Um negócio artesanal e a (in)compreensão do público
- Equipe La Madeleine
- 16 de set. de 2025
- 1 min de leitura
Há algum tempo atrás, uma cliente eventual, advogada, nos ameaçou com um processo. Segundo ela, não respeitávamos os horários de abertura e fechamento que "todo o comércio" deveria seguir. Ela questionava como tínhamos a audácia de abrir e fechar "ao nosso bel-prazer" e, o que considerava ainda pior, de tirar férias anuais.
Nosso horário de funcionamento é de quarta-feira a sábado, das 15h às 19h. Às terças-feiras, atendemos apenas por encomenda e com as portas fechadas.

Explicamos a ela, com toda a paciência, que éramos um negócio familiar e artesanal e, justamente por isso, não tínhamos a mesma disponibilidade de uma grande empresa. Ela saiu furiosa, dizendo que deveríamos aguardar a sua ação judicial, pois nosso horário era uma afronta ao direito do consumidor.
No entanto, ela voltou há poucos dias, "cheia de dedos," pedindo sua torta preferida. Com certeza, a preparamos com todo o esmero, como se nada tivesse acontecido. Somos profissionais e prezamos pela paz, e ela voltou a ser nossa cliente.

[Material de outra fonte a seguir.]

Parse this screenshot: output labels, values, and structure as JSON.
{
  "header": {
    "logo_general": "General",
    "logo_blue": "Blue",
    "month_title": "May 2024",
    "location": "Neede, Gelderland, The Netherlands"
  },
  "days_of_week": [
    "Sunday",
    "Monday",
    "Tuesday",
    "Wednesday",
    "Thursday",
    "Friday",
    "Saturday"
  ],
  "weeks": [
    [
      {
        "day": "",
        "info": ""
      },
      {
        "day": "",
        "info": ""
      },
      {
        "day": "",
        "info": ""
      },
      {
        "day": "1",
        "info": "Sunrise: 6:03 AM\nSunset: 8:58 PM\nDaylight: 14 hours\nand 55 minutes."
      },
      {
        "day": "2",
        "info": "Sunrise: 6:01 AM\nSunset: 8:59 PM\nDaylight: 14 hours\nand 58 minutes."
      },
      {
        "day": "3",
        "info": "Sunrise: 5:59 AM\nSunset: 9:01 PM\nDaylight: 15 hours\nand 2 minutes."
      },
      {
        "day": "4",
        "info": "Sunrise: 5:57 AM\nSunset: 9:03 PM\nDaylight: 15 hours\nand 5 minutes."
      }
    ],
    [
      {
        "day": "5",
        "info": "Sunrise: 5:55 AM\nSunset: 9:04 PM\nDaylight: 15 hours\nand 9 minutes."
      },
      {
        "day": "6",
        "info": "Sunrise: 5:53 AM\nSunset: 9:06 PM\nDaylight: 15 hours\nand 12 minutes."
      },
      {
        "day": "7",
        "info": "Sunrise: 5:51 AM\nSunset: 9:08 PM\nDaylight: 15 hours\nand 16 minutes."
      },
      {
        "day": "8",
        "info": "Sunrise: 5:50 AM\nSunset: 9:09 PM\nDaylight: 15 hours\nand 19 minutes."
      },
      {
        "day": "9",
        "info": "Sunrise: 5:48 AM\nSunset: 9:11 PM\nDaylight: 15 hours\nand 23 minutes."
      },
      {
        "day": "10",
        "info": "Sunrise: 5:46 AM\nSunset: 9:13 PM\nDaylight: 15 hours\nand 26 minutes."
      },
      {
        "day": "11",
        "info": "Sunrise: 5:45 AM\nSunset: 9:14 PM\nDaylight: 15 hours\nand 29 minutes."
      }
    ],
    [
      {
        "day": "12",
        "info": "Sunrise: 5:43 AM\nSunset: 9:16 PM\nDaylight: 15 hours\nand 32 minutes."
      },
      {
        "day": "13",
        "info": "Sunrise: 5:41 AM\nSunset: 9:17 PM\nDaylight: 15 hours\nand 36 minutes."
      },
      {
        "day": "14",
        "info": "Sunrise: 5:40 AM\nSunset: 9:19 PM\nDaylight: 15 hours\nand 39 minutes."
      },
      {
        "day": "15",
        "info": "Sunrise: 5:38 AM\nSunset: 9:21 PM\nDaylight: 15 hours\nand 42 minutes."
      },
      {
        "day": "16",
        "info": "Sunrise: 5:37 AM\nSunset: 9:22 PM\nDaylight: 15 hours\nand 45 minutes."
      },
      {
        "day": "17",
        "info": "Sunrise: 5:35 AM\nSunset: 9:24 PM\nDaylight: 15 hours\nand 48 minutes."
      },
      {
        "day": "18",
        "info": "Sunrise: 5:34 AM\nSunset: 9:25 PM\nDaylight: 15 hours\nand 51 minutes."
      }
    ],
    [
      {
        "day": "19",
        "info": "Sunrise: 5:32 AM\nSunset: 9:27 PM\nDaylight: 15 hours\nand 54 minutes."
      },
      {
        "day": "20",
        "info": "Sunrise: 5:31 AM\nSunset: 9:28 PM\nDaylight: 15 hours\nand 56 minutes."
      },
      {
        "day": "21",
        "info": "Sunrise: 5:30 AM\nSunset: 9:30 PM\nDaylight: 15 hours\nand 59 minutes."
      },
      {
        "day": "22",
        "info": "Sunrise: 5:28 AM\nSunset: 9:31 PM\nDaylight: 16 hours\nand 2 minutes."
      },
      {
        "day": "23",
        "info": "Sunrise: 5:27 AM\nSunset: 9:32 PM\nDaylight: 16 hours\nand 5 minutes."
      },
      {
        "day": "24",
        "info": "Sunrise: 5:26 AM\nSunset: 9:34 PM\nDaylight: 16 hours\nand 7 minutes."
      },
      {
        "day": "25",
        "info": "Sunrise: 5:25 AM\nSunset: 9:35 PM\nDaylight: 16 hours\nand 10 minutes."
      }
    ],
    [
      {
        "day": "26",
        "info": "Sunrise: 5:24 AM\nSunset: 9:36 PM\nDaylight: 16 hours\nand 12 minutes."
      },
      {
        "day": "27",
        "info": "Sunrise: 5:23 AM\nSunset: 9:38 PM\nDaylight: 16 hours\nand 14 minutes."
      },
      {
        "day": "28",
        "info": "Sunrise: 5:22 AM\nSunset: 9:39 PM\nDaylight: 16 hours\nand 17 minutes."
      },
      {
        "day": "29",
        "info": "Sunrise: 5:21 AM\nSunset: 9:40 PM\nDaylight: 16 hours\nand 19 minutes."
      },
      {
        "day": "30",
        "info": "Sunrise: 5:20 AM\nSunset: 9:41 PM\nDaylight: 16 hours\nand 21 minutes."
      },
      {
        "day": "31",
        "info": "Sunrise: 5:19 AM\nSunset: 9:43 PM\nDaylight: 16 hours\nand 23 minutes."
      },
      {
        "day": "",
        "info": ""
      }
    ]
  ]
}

Esse acontecimento, que à primeira vista parece um caso isolado, na verdade, reflete uma falta de compreensão de muitas pessoas. Elas não entendem que negócios familiares e artesanais têm suas particularidades, com fragilidades e fortalezas próprias. Não é possível que se adaptem às regras do grande comércio sem que isso custe a saúde e o bem-estar de seus proprietários. É importante ponderar que os benefícios que eles trazem aos consumidores, como produtos únicos e um atendimento mais humano, superam em muitos aspectos o "incômodo" de horários mais restritos ou das férias anuais.